Ma tante-marraine m’appelle et nous reparlons de ma grand-mère, de l’œil encore valide qu’elle est en train de perdre, de ce qui sera une chute terrible, une perte de sens, lorsque ça surviendra et que c’est sûrement ça qui la fera lâcher, une nuit qui n’en finira plus d’être.
Une douleur dans les doigts me les cisaillent, je ne peux plus rien faire. J’attrape un livre dans ma liseuse que je cale avec un pull, et il s’avère être le plus nul de 2024 je pense. Difficile de me souvenir de ceux du début de l’année, mais tout de même. Ou alors la douleur m’a rendue mordante, il était noté à plus de 4 étoiles lorsque je l’ai pris, c’est à n’y rien comprendre sur la qualité de l’ouvrage.
Le soir, la douleur dans le genou s’amplifie, me faisant sursauter lorsqu’un marteau tape de manière irrégulière sur l’articulation, dormir est compliqué. Aucun regret, pourtant. Danser, ma meilleure idée de la semaine.
18 décembre – Aujourd’hui ce que j’ai laissé tomber
C’est la trottinette qui m’emmène à la fripe, An.Ma. ayant 39° de fièvre : elle est au lit. J’ai le genou calé dans l’orthèse, et nous ne restons de toute façon qu’une heure tant il y a peu à faire. A.M. retire toutes les demi-saisons qu’elle juge peu adaptées au froid actuel, je ne fais absolument aucun commentaire. Cela aussi, je le laisse chuter.
Nous refaisons des biscuits, je ne me lasse pas de l’odeur.
Avec un sens de l’à-propos très improbable qui me fait bien sourire – j’y avais lancé un 366 quelques mois l’année dernière – j’ai choisi ce jour bien involontairement (cf le sous-titre) pour quitter le forum (ou plus exactement demander à supprimer mes écrits personnels) où je n’arrive pas à parler, à trouver ma place – et où lire revient à faire un tri drastique au milieu de choses informes ou agressives. Je mets fin aux amitiés tombées. Je mets fin à ce que je sais être simplement un calvaire pour moi, forum et RS, même problème de communication. Je mets fin à un certain passé. Je mets fin surtout, à celle que je n’arrive pas à être. Alors j’enregistre celle que j’ai été, un temps, je protège ici le peu de pertinence que j’ai eu là-bas (l’occasion pour vous de me dire si vous souhaitez que j’envoie dans votre boite mail, les anciens articles que je copie ici, ou si vous préférez ne rien en savoir, sachant que ceux inscrit directement sur WordPress eux, le voit passer d’office). C’est comme ça, en relisant un peu, que je comprends ce qui coince dans mon rapport à l’écriture ces derniers temps : je ne suis plus autant moi – la profondeur. Un comble de l’avoir été là-bas – au début.
19 décembre –
Je rêve que de ma main droite je tiens un verre de ma grand-mère (de mon arrière-grand-mère, en réalité), je suis dans une pièce plongée dans le noir et je ne fais que deviner les contours, dans la gauche j’ai un autre verre, je ne suis pas certaine de tenir émotionnellement à celui-ci. Je fais très attention mais malgré tout, le haut du verre de droite se détache et tombe dans le noir, je n’arrive pas à le retrouver, puis pas à le reprendre alors j’appelle LeChat, il entre et lui vient de la lumière, il entre dans cette pièce si sombre mais n’arrive pas, lui non plus, à attraper la coupe de ce verre au sol. Je m’aperçois alors qu’en réalité je tiens dans ma main droite un plateau de verres et que tout est en équilibre instable.

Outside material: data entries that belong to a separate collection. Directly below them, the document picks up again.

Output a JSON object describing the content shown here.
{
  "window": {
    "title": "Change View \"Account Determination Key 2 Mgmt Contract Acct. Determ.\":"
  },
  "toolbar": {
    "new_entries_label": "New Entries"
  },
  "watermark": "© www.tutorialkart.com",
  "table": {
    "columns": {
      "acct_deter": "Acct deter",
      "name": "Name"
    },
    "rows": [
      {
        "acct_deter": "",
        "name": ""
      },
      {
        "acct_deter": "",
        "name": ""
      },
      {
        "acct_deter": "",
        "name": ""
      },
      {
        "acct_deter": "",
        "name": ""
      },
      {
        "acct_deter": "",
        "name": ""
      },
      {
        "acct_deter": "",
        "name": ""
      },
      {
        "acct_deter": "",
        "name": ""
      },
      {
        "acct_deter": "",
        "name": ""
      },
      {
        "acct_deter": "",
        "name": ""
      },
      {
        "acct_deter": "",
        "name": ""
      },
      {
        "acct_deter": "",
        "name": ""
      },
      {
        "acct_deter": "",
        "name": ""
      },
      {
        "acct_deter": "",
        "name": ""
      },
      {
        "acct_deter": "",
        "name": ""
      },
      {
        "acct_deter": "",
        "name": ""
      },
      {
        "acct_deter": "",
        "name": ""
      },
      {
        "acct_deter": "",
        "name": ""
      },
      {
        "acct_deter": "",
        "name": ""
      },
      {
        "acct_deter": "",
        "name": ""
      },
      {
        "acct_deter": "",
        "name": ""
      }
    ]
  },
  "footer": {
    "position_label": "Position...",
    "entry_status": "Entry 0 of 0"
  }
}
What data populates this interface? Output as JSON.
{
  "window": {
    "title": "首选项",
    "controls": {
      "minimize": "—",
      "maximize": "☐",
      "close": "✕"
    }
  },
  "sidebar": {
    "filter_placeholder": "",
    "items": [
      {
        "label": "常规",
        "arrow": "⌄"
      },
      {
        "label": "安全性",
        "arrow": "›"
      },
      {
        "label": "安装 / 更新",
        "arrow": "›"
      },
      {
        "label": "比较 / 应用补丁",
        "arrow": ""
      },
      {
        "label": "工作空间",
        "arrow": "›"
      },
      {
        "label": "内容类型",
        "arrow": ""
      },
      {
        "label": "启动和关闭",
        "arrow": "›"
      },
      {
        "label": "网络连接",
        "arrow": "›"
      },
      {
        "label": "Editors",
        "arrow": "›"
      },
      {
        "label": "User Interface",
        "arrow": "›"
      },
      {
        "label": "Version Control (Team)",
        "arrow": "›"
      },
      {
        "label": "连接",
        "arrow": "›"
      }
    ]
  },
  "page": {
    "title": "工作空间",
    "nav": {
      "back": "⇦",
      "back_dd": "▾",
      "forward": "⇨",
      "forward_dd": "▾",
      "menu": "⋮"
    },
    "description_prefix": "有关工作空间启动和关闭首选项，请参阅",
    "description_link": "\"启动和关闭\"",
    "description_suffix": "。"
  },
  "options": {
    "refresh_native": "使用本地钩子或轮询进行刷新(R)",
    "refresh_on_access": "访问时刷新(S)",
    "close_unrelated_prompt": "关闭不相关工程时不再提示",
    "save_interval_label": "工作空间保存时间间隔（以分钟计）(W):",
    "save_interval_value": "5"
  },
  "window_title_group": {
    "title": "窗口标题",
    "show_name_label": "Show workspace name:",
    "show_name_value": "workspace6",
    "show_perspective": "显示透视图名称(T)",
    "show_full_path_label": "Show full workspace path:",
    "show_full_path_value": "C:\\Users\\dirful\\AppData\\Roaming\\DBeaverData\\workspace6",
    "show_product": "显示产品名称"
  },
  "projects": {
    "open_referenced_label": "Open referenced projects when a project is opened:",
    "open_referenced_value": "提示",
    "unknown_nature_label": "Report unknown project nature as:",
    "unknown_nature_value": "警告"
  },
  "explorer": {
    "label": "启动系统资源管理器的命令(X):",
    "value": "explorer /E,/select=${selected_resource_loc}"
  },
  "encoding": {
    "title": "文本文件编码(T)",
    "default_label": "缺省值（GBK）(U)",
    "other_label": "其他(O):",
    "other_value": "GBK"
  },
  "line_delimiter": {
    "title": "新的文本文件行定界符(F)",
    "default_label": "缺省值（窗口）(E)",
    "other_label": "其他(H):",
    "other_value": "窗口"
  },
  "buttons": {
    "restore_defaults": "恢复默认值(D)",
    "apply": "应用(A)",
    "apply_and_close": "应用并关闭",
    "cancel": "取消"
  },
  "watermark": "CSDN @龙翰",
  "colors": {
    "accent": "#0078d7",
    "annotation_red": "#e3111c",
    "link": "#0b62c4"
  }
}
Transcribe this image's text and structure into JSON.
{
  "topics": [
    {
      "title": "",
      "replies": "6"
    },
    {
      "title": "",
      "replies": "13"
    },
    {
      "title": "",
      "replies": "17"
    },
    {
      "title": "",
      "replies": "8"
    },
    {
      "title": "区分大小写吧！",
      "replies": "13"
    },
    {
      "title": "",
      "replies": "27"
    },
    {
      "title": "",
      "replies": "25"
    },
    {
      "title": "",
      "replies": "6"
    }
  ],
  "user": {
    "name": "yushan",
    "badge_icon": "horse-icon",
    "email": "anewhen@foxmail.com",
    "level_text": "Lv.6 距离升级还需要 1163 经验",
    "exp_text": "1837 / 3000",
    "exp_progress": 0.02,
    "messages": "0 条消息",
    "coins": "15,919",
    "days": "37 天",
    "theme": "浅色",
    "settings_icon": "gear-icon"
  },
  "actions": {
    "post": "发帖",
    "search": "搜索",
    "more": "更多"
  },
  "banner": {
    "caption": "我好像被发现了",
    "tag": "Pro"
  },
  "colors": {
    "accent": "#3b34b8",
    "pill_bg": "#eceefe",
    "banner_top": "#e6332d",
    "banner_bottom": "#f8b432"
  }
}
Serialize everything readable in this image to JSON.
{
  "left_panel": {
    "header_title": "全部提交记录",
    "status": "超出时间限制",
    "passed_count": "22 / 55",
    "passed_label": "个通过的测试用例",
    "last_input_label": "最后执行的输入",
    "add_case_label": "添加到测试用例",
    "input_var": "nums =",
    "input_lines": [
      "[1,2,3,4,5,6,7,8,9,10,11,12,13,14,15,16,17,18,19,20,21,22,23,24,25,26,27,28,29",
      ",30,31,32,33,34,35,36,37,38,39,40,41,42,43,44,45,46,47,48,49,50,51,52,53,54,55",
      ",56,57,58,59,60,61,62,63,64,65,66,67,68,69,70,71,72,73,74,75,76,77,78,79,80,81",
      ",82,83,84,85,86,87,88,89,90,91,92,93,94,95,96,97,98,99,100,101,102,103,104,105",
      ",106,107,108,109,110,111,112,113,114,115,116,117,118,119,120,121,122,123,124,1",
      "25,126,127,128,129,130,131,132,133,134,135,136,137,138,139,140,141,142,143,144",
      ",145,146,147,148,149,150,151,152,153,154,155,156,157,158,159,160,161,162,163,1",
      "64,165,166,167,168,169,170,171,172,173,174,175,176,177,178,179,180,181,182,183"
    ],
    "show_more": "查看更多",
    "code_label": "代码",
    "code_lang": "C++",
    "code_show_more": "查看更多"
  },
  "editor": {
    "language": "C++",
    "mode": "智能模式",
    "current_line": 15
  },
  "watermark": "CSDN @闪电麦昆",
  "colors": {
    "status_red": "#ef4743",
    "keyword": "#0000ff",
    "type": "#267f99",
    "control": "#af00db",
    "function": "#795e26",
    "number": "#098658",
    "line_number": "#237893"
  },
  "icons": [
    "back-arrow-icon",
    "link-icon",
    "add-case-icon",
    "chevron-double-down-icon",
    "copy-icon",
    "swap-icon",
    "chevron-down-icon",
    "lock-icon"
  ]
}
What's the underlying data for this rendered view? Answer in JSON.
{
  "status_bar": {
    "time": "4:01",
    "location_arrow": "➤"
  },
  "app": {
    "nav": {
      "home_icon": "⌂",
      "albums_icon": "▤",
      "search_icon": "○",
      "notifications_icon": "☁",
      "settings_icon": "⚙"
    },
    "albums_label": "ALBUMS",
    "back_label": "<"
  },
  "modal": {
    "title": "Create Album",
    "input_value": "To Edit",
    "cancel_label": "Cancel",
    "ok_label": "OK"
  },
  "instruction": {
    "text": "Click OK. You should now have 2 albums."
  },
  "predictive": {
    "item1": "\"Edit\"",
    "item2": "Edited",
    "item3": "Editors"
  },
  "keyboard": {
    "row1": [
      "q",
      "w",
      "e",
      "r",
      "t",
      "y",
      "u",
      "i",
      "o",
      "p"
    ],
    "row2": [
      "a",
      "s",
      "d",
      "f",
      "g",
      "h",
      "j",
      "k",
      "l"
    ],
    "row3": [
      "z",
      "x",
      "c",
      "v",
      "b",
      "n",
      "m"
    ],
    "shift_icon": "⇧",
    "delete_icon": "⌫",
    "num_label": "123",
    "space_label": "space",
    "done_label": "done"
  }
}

Je crois qu’en ce moment, je range ma vie. Je mets de l’ordre derrière moi, ce que je quitte. Sans doute un désir de surtout ranger mes problèmes avec un couvercle par-dessus, mais comme je commence à bien connaître l’effet cocote-minute qui s’en suit, j’abandonne peut-être la chose pour quelque chose de plus net. Je coupe des liens lâches.
En parallèle, mon espace bureau est une pagaille indescriptible. Je suppose que cela veut dire qu’on ne peut pas tout ranger en même temps, qu’il y a besoin d’une zone de non-droit.
Lettre reçue d’une belle dame, je suis pourtant, moi, en retard d’une réponse que je n’arrive pas à poser. Je culpabilise, ça n’aide en rien.
Dehors, dans la grisaille d’un froid mordant, une fleur orange a surgi. J’en ai profité pour faire un peu le tour et repoussé le froid de l’hiver.



C’est vers la fin de l’après-midi que ça m’est tombée dessus, la fatigue m’a rattrapée et je me suis allongée ; je n’ai pas dessiné pour la première fois depuis longtemps. Je n’en finis par de porter cette soirée-danse.
Le soir nous emballons les cadeaux des enfants et il manque un tissu assez grand pour contenir la belle boite à bijoux dénichée pour Chouette, ce week-end je vais devoir en coudre un, et sans surjeteuse je fais carrément la tête.
20 décembre –
Avec un peu de chance j’ai quatre heures de sommeil, mais rien n’est moins sûr. J’ai le temps, et c’est parce qu’elle n’est pas du tout à l’heure, de lancer une machine, faire le petit déjeuner, le manger, étendre le linge dans le froid venteux, me réchauffer sur une tasse de thé – là, elle devrait être arrivée – retirer la poussière des meubles, passer le balai, laver les taches du sol avec un chiffon mouillé, que le sol sèche, câliner le chat, ouvrir le calendrier de l’Avent, m’asseoir à l’ordinateur et payer l’hôpital. Avant que l’infirmière (inconnue, première visite) n’arrive. Qu’elle pique le bras. Que ça ne se passe pas très bien. Que le produit-billes se bloque dans l’aiguille. Que Kira fasse un malaise nauséeux. Qu’elle reparte, sans avoir pris (volontairement) la carte vitale (parce qu’elle est pressée, en retard, tendue, emmerdée, gênée, on ne sait pas, mais souriante). À ce stade, si on ne la rappelle pas dans trois mois, elle ne sera jamais payée pour son acte, et ça agace mon cerveau.
Je suis moi-même tendue, je range mon espace bordélique-créatif pendant que la vie rectifiée est une aiguille bouchée et que j’ai envie de pleurer sur ce qu’on peut s’infliger dans la vie pour être aligné.e. Parce que c’est putain d’important, d’être aligné.

[TW tentative de suicide]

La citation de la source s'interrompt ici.